The practice of medicine—the traditions, diagnoses, treatments, and guidelines—is ever-changing, with new research and information flowing into clinical care at a pace that rivals the turbulence and abundance of a mountain stream in the spring. We now acknowledge human papillomavirus infection as the primary driver of cervical and now oropharyngeal cancer. Hormone replacement therapy is no longer routinely recommended for postmenopausal women. Rate control is preferred over rhythm control in atrial fibrillation. Prostate cancer screening is no longer reflexively ordered for adult men.
However, as we look back at the past hundred years, our profession has been glacially slow to release the vice grip that the concept of biological race has had on our science and our medical practice.
Most of us have heard and acknowledged the truth of the concept of race as a social construct. After sequencing the human genome, we are now confident that there is 99.9% genetic concordance across races, and a person of African descent is likely to have a more genetic similarity to a white Northern European, Asian, or Latinx person than another person of African descent. While we may accept the truth of this science in theory, the way we practice and teach medicine has not embraced this truth; in fact, alternatively, we often have perpetuated the myth of race and ethnicity as markers of disease. We begin our clinical presentations with “Patient is a 54-year-old African American female…” or similar phrases, and we infuse our guidelines and supposedly objective laboratory criteria like glomerular filtration rate with assumptions about biological consequences of race. We use race as a proxy for genetics, ancestry, and biology when it is not. Jennifer Tsai, in her blog post in Scientific American, wrote, “Rather than a risk factor that predicts disease or disability because of genetic susceptibility, race is better conceptualized as a risk marker—of vulnerability, bias or systemic disadvantage.” I wholeheartedly agree.

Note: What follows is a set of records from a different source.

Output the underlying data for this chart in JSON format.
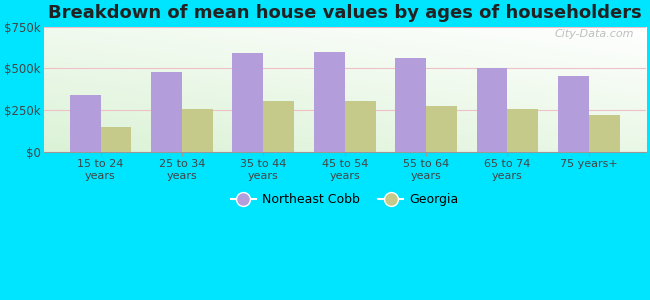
{
  "title": "Breakdown of mean house values by ages of householders",
  "categories": [
    "15 to 24\nyears",
    "25 to 34\nyears",
    "35 to 44\nyears",
    "45 to 54\nyears",
    "55 to 64\nyears",
    "65 to 74\nyears",
    "75 years+"
  ],
  "northeast_cobb": [
    340000,
    480000,
    590000,
    600000,
    560000,
    500000,
    455000
  ],
  "georgia": [
    150000,
    255000,
    305000,
    305000,
    275000,
    255000,
    220000
  ],
  "northeast_cobb_color": "#b39ddb",
  "georgia_color": "#c5c98a",
  "figure_bg_color": "#00e5ff",
  "title_fontsize": 13,
  "ylim": [
    0,
    750000
  ],
  "yticks": [
    0,
    250000,
    500000,
    750000
  ],
  "ytick_labels": [
    "$0",
    "$250k",
    "$500k",
    "$750k"
  ],
  "bar_width": 0.38,
  "legend_labels": [
    "Northeast Cobb",
    "Georgia"
  ],
  "watermark": "City-Data.com"
}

As I started advocating for this approach to how we view and use race in medicine, I was met with resistance. I have been told that if we treat all individuals without regard to observed biological race differences, we will do people of color a disservice. I do hear this criticism. It is an important one. We can’t ignore race. Negative health outcomes by race—particularly for US-born, African-American, and indigenous peoples—are staggeringly high. What we also can’t ignore is that these disparities are not easily delineated by societally-perceived race or an inherent physiological difference marked by “race.” Based on race, how do I determine how to treat siblings with one white parent and one black parent but who appear phenotypically different—one appears externally to be white, and one black? Which GFR calculation or ASCVD risk score do I use? Which first-line blood pressure medication do I start? Does self-perceived identity or external physical appearance matter more when determining race? Do either of them matter?

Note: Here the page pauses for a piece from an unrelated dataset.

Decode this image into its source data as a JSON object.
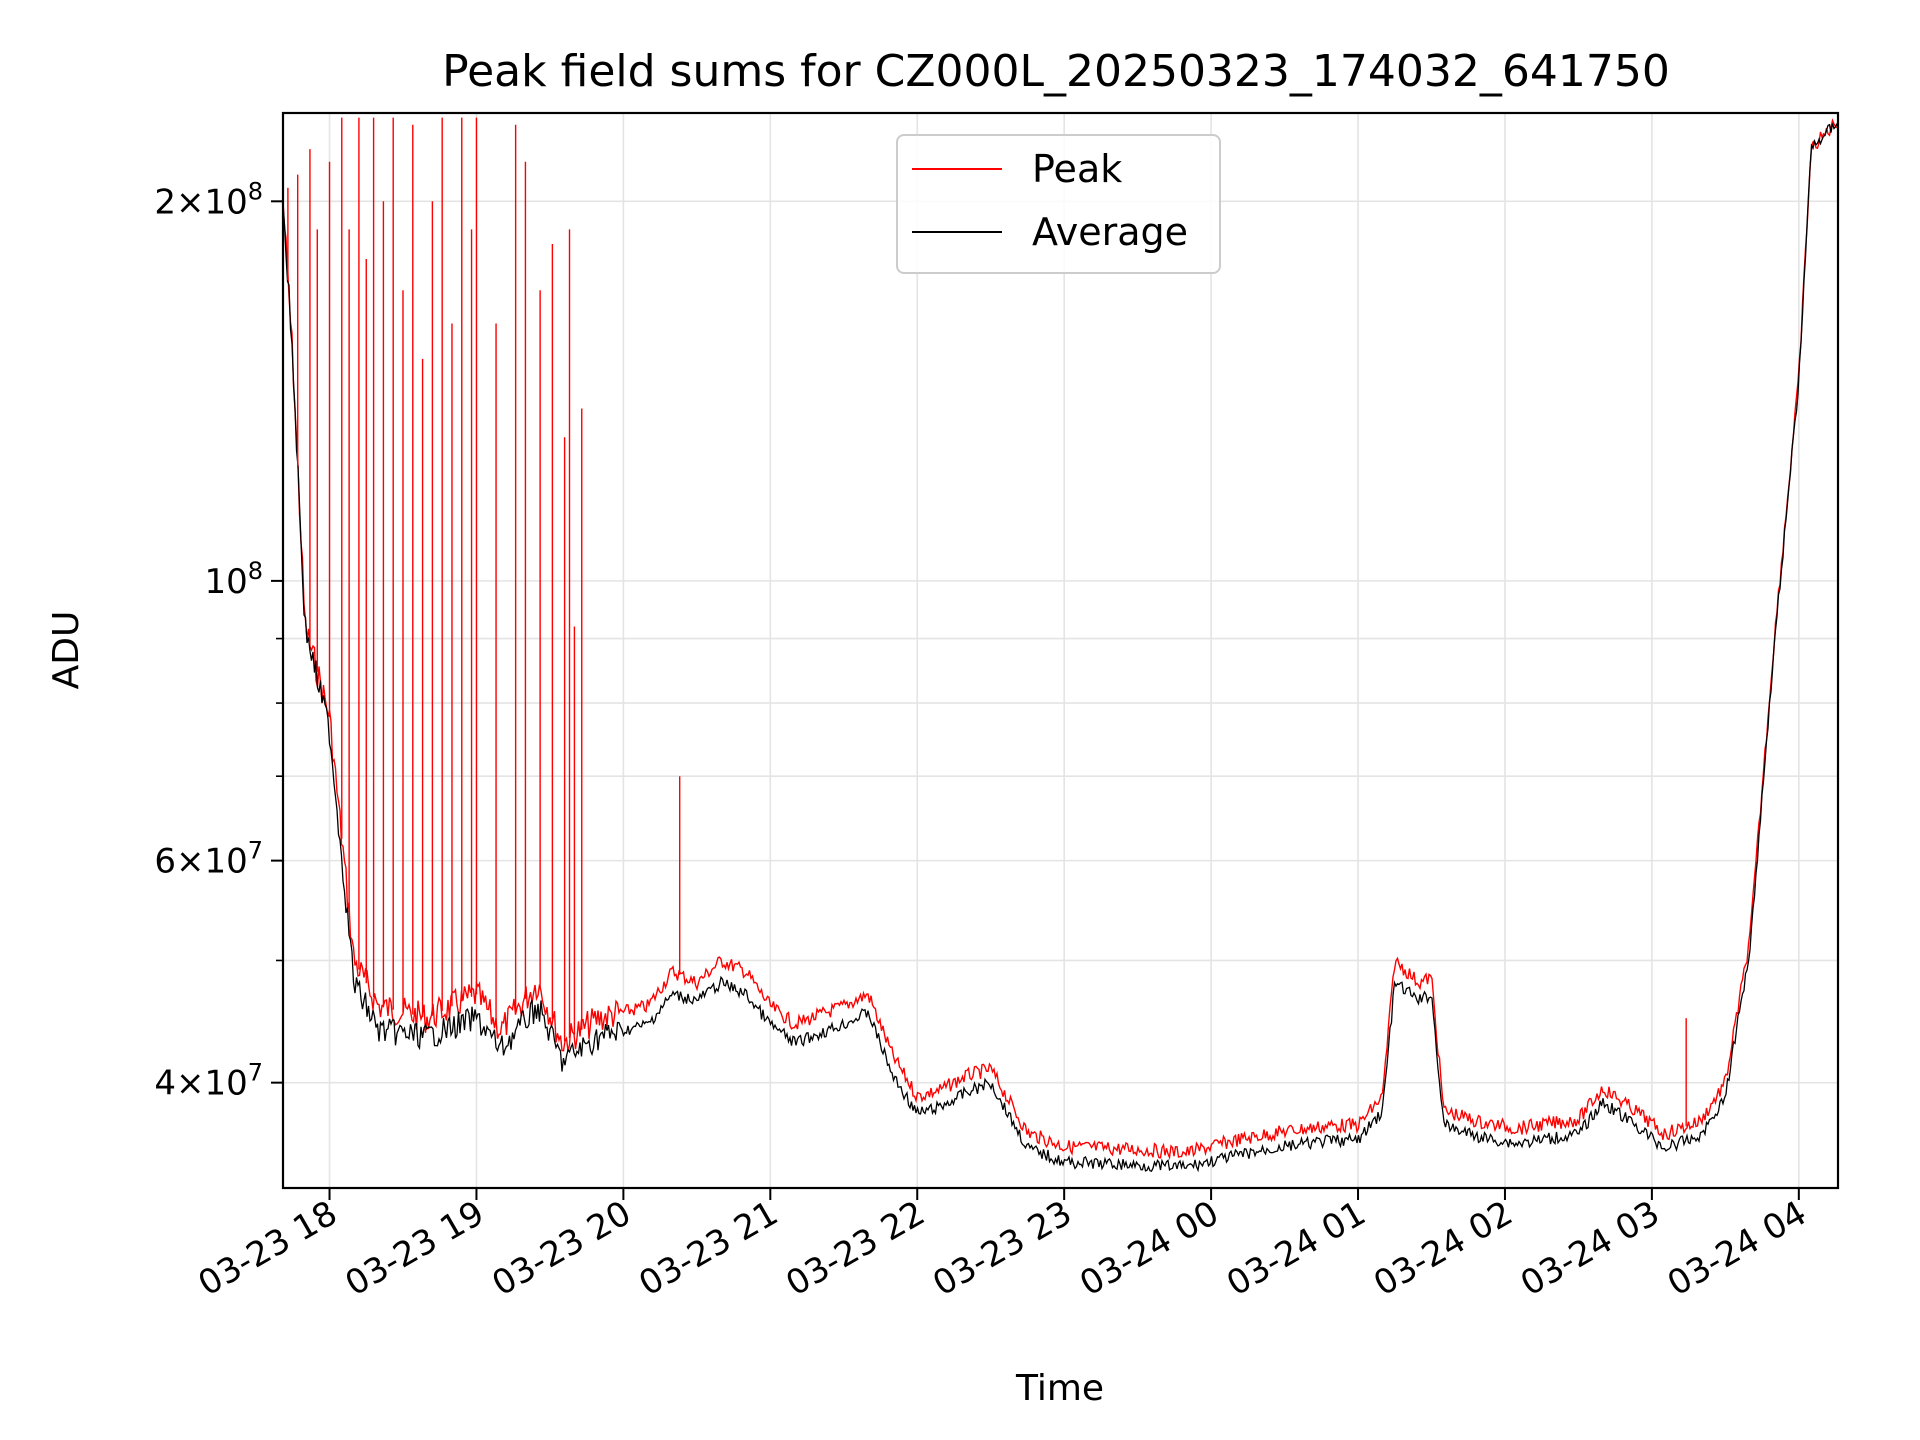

Racial health disparities are sociopolitically-produced outcomes, not inherently biological ones, resulting from historical, systemic, structural, widespread racism and its health effects, not of “race” itself. To effect meaningful change on health disparities, we need to focus on sociopolitical solutions, not creating and stratifying differing biological treatments for individuals based on race.
As family medicine educators, we are perfectly poised to lead in the elimination of race-based medicine. We treat the whole person, the whole family, and the whole community, and our holistic perspective allows us to zoom in and to zoom out.

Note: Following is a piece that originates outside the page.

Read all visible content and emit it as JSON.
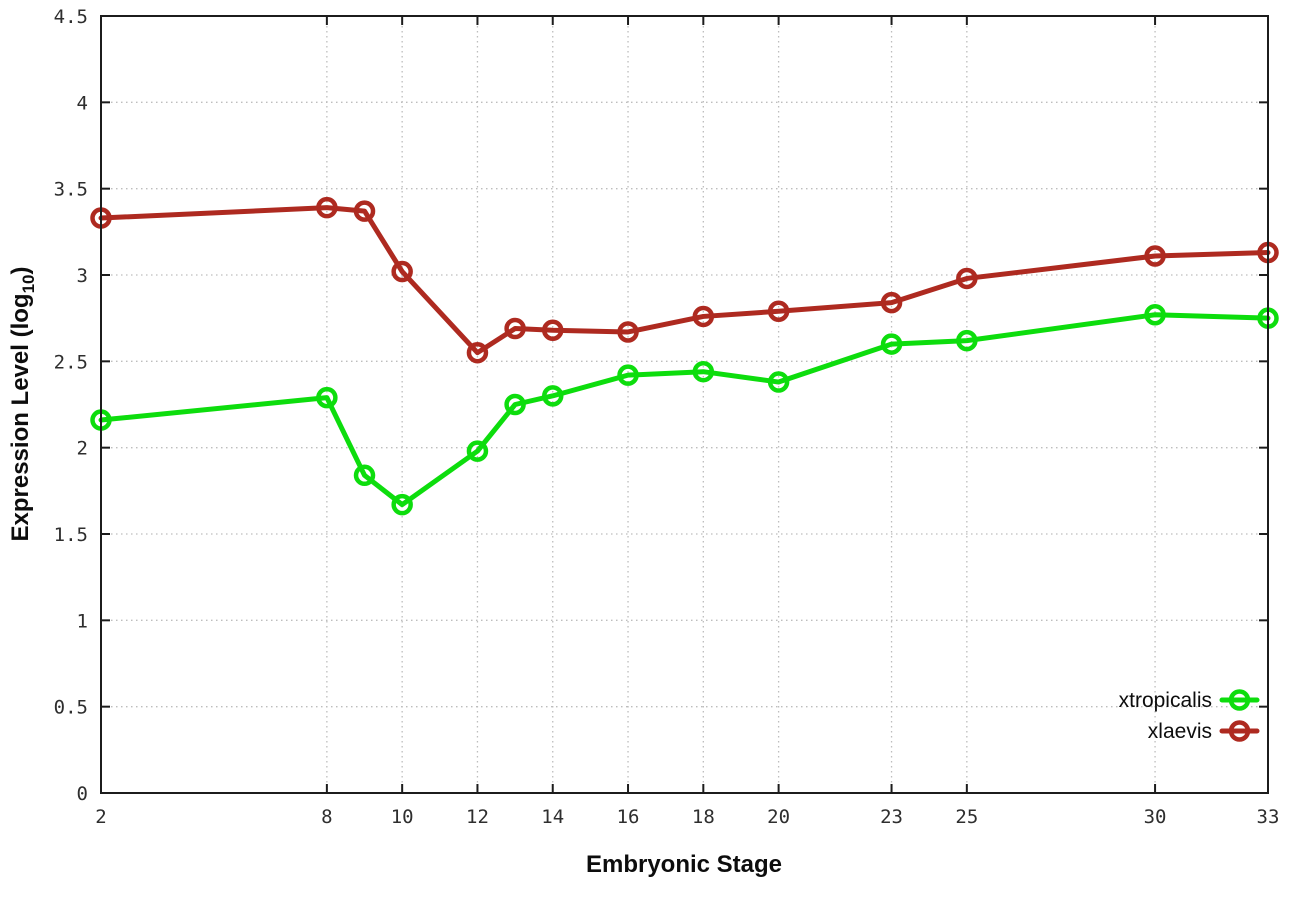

We can critically evaluate the various ways that the current practice of medicine uses race inconsistently and incorrectly. We can push our certifying body to stop using race as a qualifier in board exam questions. We can carefully question research studies and protocols about how they classify and use race, and we can challenge guidelines when they ask us to treat different patients differently because of their externally-perceived or self-identified race.
Don’t blindly accept race as a proxy for genetics, ancestry, or biology. While not biologically real, race has had actual negative biological effects through racism. And we, as family medicine educators and practitioners, as citizens of a common humanity, can make real change by tackling the systemic and structural racism that exists in our communities and in the practice of medicine. Society needs us to do this work together, for our patients, for each other, for all of us.